Cheng Jerome, Hipp Jason, Monaco James, Lucas David R, Madabhushi Anant, Balis Ulysses J
Department of Pathology, University of Michigan Health System, M4233A Medical Science I, 1301 Catherine, Ann Arbor, Michigan 48109-0602.
J Pathol Inform. 2011;2:37. doi: 10.4103/2153-3539.83752. Epub 2011 Aug 13.
Spatially invariant vector quantization (SIVQ) is a texture and color-based image matching algorithm that queries the image space through the use of ring vectors. In prior studies, the selection of one or more optimal vectors for a particular feature of interest required a manual process, with the user initially stochastically selecting candidate vectors and subsequently testing them upon other regions of the image to verify the vector's sensitivity and specificity properties (typically by reviewing a resultant heat map). In carrying out the prior efforts, the SIVQ algorithm was noted to exhibit highly scalable computational properties, where each region of analysis can take place independently of others, making a compelling case for the exploration of its deployment on high-throughput computing platforms, with the hypothesis that such an exercise will result in performance gains that scale linearly with increasing processor count.
An automated process was developed for the selection of optimal ring vectors to serve as the predicate matching operator in defining histopathological features of interest. Briefly, candidate vectors were generated from every possible coordinate origin within a user-defined vector selection area (VSA) and subsequently compared against user-identified positive and negative "ground truth" regions on the same image. Each vector from the VSA was assessed for its goodness-of-fit to both the positive and negative areas via the use of the receiver operating characteristic (ROC) transfer function, with each assessment resulting in an associated area-under-the-curve (AUC) figure of merit.

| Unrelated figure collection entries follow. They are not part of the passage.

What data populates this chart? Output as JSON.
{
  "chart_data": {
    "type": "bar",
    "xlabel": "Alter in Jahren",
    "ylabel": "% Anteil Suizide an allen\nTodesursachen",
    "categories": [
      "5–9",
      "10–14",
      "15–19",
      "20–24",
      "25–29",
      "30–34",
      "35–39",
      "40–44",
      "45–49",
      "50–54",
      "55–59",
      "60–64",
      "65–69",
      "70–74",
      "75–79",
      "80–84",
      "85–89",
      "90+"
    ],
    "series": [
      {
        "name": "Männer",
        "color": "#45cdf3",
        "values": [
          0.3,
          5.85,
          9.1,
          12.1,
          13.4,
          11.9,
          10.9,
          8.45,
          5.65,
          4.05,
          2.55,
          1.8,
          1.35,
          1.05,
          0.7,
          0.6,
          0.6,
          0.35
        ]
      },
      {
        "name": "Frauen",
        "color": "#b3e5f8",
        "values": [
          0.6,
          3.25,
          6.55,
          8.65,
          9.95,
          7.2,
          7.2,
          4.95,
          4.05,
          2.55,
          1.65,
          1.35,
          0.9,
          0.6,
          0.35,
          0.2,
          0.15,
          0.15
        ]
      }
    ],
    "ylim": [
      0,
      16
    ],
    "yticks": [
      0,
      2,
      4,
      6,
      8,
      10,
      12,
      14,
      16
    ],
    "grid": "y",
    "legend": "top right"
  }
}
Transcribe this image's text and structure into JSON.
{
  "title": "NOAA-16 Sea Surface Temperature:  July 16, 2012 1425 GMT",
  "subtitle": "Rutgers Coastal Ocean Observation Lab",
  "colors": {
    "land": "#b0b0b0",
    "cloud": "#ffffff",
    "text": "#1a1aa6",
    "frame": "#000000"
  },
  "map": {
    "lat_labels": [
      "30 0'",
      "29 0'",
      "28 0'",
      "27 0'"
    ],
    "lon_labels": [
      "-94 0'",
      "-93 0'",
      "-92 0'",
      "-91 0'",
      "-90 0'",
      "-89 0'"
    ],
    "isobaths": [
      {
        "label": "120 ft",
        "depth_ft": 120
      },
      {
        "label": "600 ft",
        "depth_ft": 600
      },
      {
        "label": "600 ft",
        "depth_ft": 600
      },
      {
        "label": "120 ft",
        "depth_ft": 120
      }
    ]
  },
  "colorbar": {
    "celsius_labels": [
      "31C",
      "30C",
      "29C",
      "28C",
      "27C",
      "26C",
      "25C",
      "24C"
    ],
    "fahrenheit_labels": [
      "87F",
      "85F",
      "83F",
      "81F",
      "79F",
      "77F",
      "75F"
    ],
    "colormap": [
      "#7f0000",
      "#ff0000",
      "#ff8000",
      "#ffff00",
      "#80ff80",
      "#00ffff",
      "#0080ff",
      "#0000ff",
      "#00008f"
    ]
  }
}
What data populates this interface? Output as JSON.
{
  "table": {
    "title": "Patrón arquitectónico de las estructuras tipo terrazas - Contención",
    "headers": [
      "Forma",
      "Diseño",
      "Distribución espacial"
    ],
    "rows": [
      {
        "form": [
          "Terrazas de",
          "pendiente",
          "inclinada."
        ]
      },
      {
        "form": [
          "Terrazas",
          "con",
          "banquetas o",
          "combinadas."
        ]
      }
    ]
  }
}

Use of the above-mentioned automated vector selection process was demonstrated in two cases of use: First, to identify malignant colonic epithelium, and second, to identify soft tissue sarcoma. For both examples, a very satisfactory optimized vector was identified, as defined by the AUC metric. Finally, as an additional effort directed towards attaining high-throughput capability for the SIVQ algorithm, we demonstrated the successful incorporation of it with the MATrix LABoratory (MATLAB™) application interface.
The SIVQ algorithm is suitable for automated vector selection settings and high throughput computation.
空间不变矢量量化(SIVQ)是一种基于纹理和颜色的图像匹配算法,它通过使用环形矢量来查询图像空间。在先前的研究中,为特定感兴趣特征选择一个或多个最优矢量需要手动过程,用户最初随机选择候选矢量,随后在图像的其他区域对其进行测试,以验证矢量的敏感性和特异性属性(通常通过查看生成的热图)。在进行先前的工作时,人们注意到SIVQ算法具有高度可扩展的计算属性,其中每个分析区域都可以独立于其他区域进行,这使得探索其在高通量计算平台上的部署成为一个有吸引力的案例,假设这样的操作将带来与处理器数量增加成线性比例的性能提升。
开发了一种自动过程,用于选择最优环形矢量,以作为定义感兴趣的组织病理学特征的谓词匹配算子。简而言之,候选矢量从用户定义的矢量选择区域(VSA)内的每个可能坐标原点生成,随后与同一图像上用户确定的正、负“真值”区域进行比较。通过使用接收器操作特征(ROC)传递函数,对VSA中的每个矢量与正、负区域的拟合优度进行评估,每次评估都会产生一个相关的曲线下面积(AUC)品质因数。
在两个应用案例中展示了上述自动矢量选择过程的使用:第一,识别恶性结肠上皮;第二,识别软组织肉瘤。对于这两个例子,如AUC指标所定义的,都确定了一个非常令人满意的优化矢量。最后,作为为SIVQ算法实现高通量能力的额外努力,我们展示了它与MATrix LABoratory(MATLAB™)应用接口的成功整合。
SIVQ算法适用于自动矢量选择设置和高通量计算。